Cameroon’s government anticipates it needs to build at least one million homes to house its population adequately. The state-owned Société Immobilière du Cameroun (Cameroon Real Estate Company or SIC) was founded in October 1952 and is the centrally funded company responsible for solving the public housing problem. It also works in partnership with local private construction companies in order to handle large scale projects and to train the local workforce of engineers and technicians.
The authorities hope to attract foreign investors to the booming construction sector. “Our needs today stand at nearly one million homes but for the major cities such as Douala and Yaoundé we need at least 300,000 homes. The rest will be constructed all over the country,”comments the General Director of the SIC, Gilles Belinga.

OPEN HOUSE
SIC is organizing building tenders through a bidding process open to national and international companies.

Although he was trained as an engineer, Mr Belinga gained investment experience in the country’s banking sector before being in charge of the Cameroon Model Corporation. He has also been director of the Hilton Project. “I
supervised its design and construction and when I finished, I was appointed to the Cameroon Real Estate Company.” Today, Mr. Belinga sees his responsibility as providing social housing and managing real estate resources in such a way that a greater number of Cameroonians can own their own homes.
“When you want to make social accommodation you need a state contribution, and so interested investors must work with the government. We are looking at the United States model where the government brings in 80% of the funding and the individual contribution is 20%,” he says. International aid companies have helped fund housing projects in the past. To maintain the current boom, the SIC is seeking to attract private construction partners as far away as the U.S., but more realistically, such joint ventures will come from within the country’s own home-grown construction sector. “Our objective is to build 100,000 homes in the next 5 to 10 years and we need private operators to achieve this”, comments Mr. Belinga, adding that the state will organize tenders through a bidding process open to national and international construction companies.

SIC’s objective is to build 100,000 homes in the next 5-10 years with private help


Emmanuel Mukam
Emmanuel Mukam
President of Cacoco

One of the main private and local construction companies particularly interested in this ambitious program is Cacoco (Compagnie africaine de conception et de construction en bâtiments et travaux publics). Cacoco was founded in 1985 and began as a subcontractor for major international companies.
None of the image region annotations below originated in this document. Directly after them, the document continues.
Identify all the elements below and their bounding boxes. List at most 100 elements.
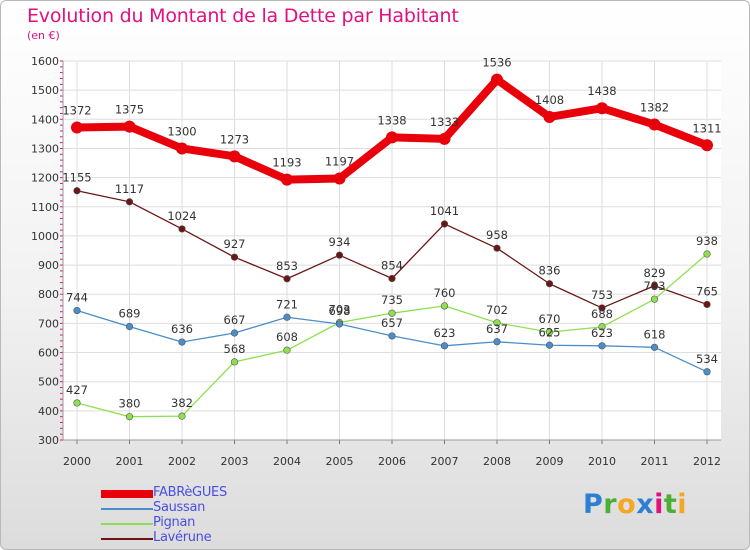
- x-tick-label: 2012: [693, 455, 721, 468]
- data-label: 853: [276, 259, 298, 273]
- data-label: 689: [119, 307, 141, 321]
- legend-label: FABRèGUES: [153, 485, 227, 500]
- y-tick-label: 300: [38, 434, 59, 447]
- data-label: 688: [591, 307, 613, 321]
- data-point: [230, 329, 239, 337]
- data-point: [335, 251, 344, 259]
- data-label: 721: [276, 297, 298, 311]
- data-label: 657: [381, 316, 403, 330]
- data-label: 427: [66, 383, 88, 397]
- data-point: [73, 399, 81, 407]
- data-point: [123, 120, 136, 133]
- data-label: 744: [66, 291, 88, 305]
- data-label: 625: [539, 325, 561, 339]
- data-label: 380: [119, 397, 141, 411]
- legend-label: Lavérune: [153, 530, 212, 545]
- x-tick-label: 2010: [588, 455, 616, 468]
- y-tick-label: 1500: [31, 84, 59, 97]
- logo-letter: x: [636, 489, 655, 520]
- data-point: [283, 346, 291, 354]
- data-point: [230, 253, 239, 261]
- data-point: [438, 132, 451, 145]
- data-point: [491, 73, 503, 86]
- legend-label: Pignan: [153, 515, 196, 530]
- data-label: 534: [696, 352, 718, 366]
- data-point: [178, 338, 186, 346]
- data-point: [125, 322, 134, 331]
- x-tick-label: 2000: [63, 455, 91, 468]
- data-label: 765: [696, 284, 718, 298]
- x-tick-label: 2005: [326, 455, 354, 468]
- data-label: 608: [276, 330, 298, 344]
- y-tick-label: 500: [38, 376, 59, 389]
- legend-item: Saussan: [101, 500, 301, 515]
- y-tick-label: 400: [38, 405, 59, 418]
- data-point: [178, 412, 186, 420]
- x-tick-label: 2007: [431, 455, 459, 468]
- y-tick-label: 800: [38, 288, 59, 301]
- data-point: [543, 110, 556, 123]
- data-label: 637: [486, 322, 508, 336]
- data-label: 1197: [325, 154, 354, 168]
- data-point: [71, 121, 83, 134]
- data-point: [598, 323, 606, 331]
- data-point: [701, 139, 713, 152]
- data-label: 854: [381, 258, 403, 272]
- data-label: 1333: [430, 115, 459, 129]
- data-point: [493, 244, 501, 252]
- logo-letter: i: [654, 489, 664, 520]
- data-point: [388, 274, 396, 283]
- data-label: 836: [539, 264, 561, 278]
- legend-item: Lavérune: [101, 530, 301, 545]
- data-label: 783: [644, 279, 666, 293]
- data-point: [703, 250, 711, 258]
- y-tick-label: 1200: [31, 172, 59, 185]
- data-label: 1408: [535, 93, 564, 107]
- data-point: [178, 225, 186, 233]
- data-point: [650, 282, 659, 290]
- data-label: 667: [224, 313, 246, 327]
- proxiti-logo: Proxiti: [583, 489, 687, 520]
- data-label: 1372: [62, 103, 91, 117]
- data-point: [440, 302, 449, 310]
- data-point: [73, 187, 81, 195]
- y-tick-label: 700: [38, 317, 59, 330]
- data-label: 927: [224, 237, 246, 251]
- data-label: 623: [591, 326, 613, 340]
- x-tick-label: 2006: [378, 455, 406, 468]
- y-tick-label: 600: [38, 347, 59, 360]
- legend-swatch: [101, 508, 153, 510]
- data-label: 753: [591, 288, 613, 302]
- y-tick-label: 1100: [31, 201, 59, 214]
- y-tick-label: 1600: [31, 55, 59, 68]
- data-label: 1041: [430, 204, 459, 218]
- data-point: [388, 332, 396, 340]
- y-tick-label: 1300: [31, 142, 59, 155]
- data-point: [281, 173, 293, 186]
- data-label: 1273: [220, 132, 249, 146]
- data-label: 1155: [62, 171, 91, 185]
- data-label: 623: [434, 326, 456, 340]
- legend-label: Saussan: [153, 500, 206, 515]
- chart-title: Evolution du Montant de la Dette par Hab…: [27, 5, 459, 27]
- x-tick-label: 2009: [536, 455, 564, 468]
- data-label: 1311: [692, 121, 721, 135]
- data-point: [125, 198, 134, 206]
- legend-swatch: [101, 490, 153, 498]
- data-label: 1193: [272, 156, 301, 170]
- data-label: 1375: [115, 103, 144, 117]
- data-point: [493, 319, 501, 327]
- data-point: [648, 118, 661, 131]
- data-label: 382: [171, 396, 193, 410]
- data-label: 698: [329, 304, 351, 318]
- data-label: 938: [696, 234, 718, 248]
- data-label: 1438: [587, 84, 616, 98]
- legend-item: Pignan: [101, 515, 301, 530]
- data-point: [125, 413, 134, 421]
- data-label: 1024: [167, 209, 196, 223]
- data-point: [598, 342, 606, 350]
- logo-letter: r: [603, 489, 618, 520]
- logo-letter: t: [663, 489, 678, 520]
- data-point: [283, 275, 291, 283]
It then moved on to the building of municipal and industrial equipment before managing large scale projects, such as the headquarters of the company Cellucam at Edea and the Hevecam complex near Kribi.
Cacoco’s president, Emmanuel Mukam, prides himself on its business-like, disciplined approach. “We care for quality and devote a lot of time to the training of our workforce”, points out this engineer who spent eight years working for foreign companies before setting up his own company. The reputation of Cacoco has led the company to handle projects abroad. It is now working on a project in Mali where “thirty of our engineers and technicians are training local teams”, points out Mr. Mukam.

In spite of its successes on both the national and international markets, Cacoco still lacks capital and, like many companies in Cameroon, it is looking for new partnerships. “Our funds are not yet solid,” points out Mr. Mukam. “We would like to be attached to a bank, to materials manufacturing companies, and to real estate promotion companies, in order to grow sufficiently and become a full fledged building industry.”